Su cuerpo, expuesto solo tres días ante la ternura de los fieles, descansó finalmente en la nave izquierda de la Basílica de Santa María la Mayor, junto al altar de la Virgen que tantas veces visitó en silencio. No quiso el centro, no quiso el mármol de los grandes, sino un rincón donde el pueblo pueda llorarlo, rezarlo y recordarlo sin filtros ni distancias. Ese rincón, sin duda, será faro de peregrinación y memoria.
Fiel al espíritu jesuita que marcó cada paso de su vida, renunció también al salario pontificio de más de 300.000 euros al año. No lo quiso para sí, ni para comodidades ocultas. Lo repartió entre los que nada tienen: cárceles, comedores, proyectos silenciosos que no hacen ruido, pero cambian destinos. Aún en su última etapa, antes de su último aliento, dejó sembrada una última obra: 200.000 euros para levantar una fábrica de pasta entre muros de concreto, porque allí también florece la dignidad. Así vivió y así se fue: con las manos vacías y el alma llena.

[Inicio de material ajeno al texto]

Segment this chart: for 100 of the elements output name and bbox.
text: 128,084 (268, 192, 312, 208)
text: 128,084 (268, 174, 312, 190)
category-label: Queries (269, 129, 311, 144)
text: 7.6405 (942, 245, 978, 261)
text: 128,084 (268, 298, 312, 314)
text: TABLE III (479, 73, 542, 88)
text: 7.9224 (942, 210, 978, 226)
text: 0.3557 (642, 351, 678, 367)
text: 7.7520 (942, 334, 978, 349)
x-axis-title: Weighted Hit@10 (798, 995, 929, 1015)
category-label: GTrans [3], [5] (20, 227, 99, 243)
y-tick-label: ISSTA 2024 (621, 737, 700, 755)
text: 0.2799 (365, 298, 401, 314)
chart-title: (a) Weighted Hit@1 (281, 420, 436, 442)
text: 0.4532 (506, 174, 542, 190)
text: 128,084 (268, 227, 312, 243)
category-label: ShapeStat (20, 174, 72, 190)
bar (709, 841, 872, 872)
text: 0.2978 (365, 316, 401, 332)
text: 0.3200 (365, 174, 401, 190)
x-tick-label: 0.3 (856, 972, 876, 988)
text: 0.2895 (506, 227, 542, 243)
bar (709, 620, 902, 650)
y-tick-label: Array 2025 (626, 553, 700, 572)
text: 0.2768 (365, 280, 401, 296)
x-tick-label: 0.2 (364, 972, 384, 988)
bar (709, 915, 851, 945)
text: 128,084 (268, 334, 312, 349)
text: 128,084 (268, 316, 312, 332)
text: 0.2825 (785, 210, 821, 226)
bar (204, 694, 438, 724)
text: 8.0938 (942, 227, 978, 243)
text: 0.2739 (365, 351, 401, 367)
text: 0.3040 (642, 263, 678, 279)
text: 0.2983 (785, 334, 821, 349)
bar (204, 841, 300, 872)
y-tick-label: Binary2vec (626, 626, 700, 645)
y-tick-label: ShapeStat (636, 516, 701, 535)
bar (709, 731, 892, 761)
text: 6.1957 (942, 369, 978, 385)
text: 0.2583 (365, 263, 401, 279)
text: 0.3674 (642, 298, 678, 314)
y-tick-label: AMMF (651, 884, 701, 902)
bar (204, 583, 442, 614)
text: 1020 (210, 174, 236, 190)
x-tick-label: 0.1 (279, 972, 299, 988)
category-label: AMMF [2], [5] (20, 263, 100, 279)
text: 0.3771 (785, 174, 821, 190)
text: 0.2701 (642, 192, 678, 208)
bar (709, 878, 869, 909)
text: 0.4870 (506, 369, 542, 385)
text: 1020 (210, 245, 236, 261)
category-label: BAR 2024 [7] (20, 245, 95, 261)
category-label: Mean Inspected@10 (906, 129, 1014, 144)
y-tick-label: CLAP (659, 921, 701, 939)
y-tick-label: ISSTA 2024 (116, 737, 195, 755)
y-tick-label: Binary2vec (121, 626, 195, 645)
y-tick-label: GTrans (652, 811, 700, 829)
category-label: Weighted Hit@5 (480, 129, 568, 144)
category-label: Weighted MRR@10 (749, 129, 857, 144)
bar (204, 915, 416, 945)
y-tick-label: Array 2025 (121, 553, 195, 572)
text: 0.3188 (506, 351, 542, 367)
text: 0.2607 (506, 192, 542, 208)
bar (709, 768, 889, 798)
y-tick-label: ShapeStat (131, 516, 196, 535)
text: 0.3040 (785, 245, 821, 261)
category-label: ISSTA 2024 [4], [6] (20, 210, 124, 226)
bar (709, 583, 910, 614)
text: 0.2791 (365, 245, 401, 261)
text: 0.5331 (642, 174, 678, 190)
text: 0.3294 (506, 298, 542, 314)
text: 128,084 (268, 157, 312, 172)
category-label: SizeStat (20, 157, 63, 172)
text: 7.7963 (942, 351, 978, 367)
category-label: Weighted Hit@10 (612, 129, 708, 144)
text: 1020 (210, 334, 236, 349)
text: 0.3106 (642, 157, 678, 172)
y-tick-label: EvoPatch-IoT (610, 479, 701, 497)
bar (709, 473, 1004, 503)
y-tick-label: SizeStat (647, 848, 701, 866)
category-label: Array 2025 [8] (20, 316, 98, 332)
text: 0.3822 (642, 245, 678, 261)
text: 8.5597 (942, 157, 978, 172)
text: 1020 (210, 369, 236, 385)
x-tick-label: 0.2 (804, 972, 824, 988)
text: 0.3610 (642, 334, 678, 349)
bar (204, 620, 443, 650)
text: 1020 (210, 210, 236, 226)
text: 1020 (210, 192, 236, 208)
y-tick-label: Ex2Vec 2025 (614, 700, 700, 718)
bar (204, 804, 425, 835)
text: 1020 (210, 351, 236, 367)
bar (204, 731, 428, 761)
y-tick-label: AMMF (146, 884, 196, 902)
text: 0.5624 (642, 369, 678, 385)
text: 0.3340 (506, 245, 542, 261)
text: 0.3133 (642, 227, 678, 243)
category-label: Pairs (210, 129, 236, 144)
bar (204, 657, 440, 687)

Su vida, guiada por los principios de humildad y servicio, lo llevó a abrazar un estilo de existencia austero, donde la ayuda humanitaria se convirtió en la verdadera esencia de su misión. Su papado, sin duda, fue un giro radical en la historia de la Iglesia, un periodo de doce años de reformas que transformaron a la institución en una casa más inclusiva, accesible y ecuménica, alejada de los protocolos y las estructuras patriarcales. Bergoglio, sin miedo a reconocer los errores del pasado, siempre priorizó el mensaje del Evangelio sobre las imposiciones humanas, invitando a sus fieles a no perseguir la perfección, sino la felicidad imperfecta, la misma que define a nuestra Iglesia Católica: santa y pecadora, el hospital de almas más grande de la Tierra.
Qué le faltaron muchas cosas por hacer, por supuesto. Cambiar una institución de más de dos mil años no se hace en una década, pero seguramente la semilla de Bergoglio dará sus frutos con el paso del tiempo. Con la sotana era Francisco, sin ella era Bergoglio, un humano más que comía pizza y helados, reía, se enfadaba, lloraba y se equivocaba, porque como el mismo lo dijo tantas veces “No hay santo sin pasado, ni cristiano sin pecado”.
¡Gracias Francisco, gracias Bergoglio!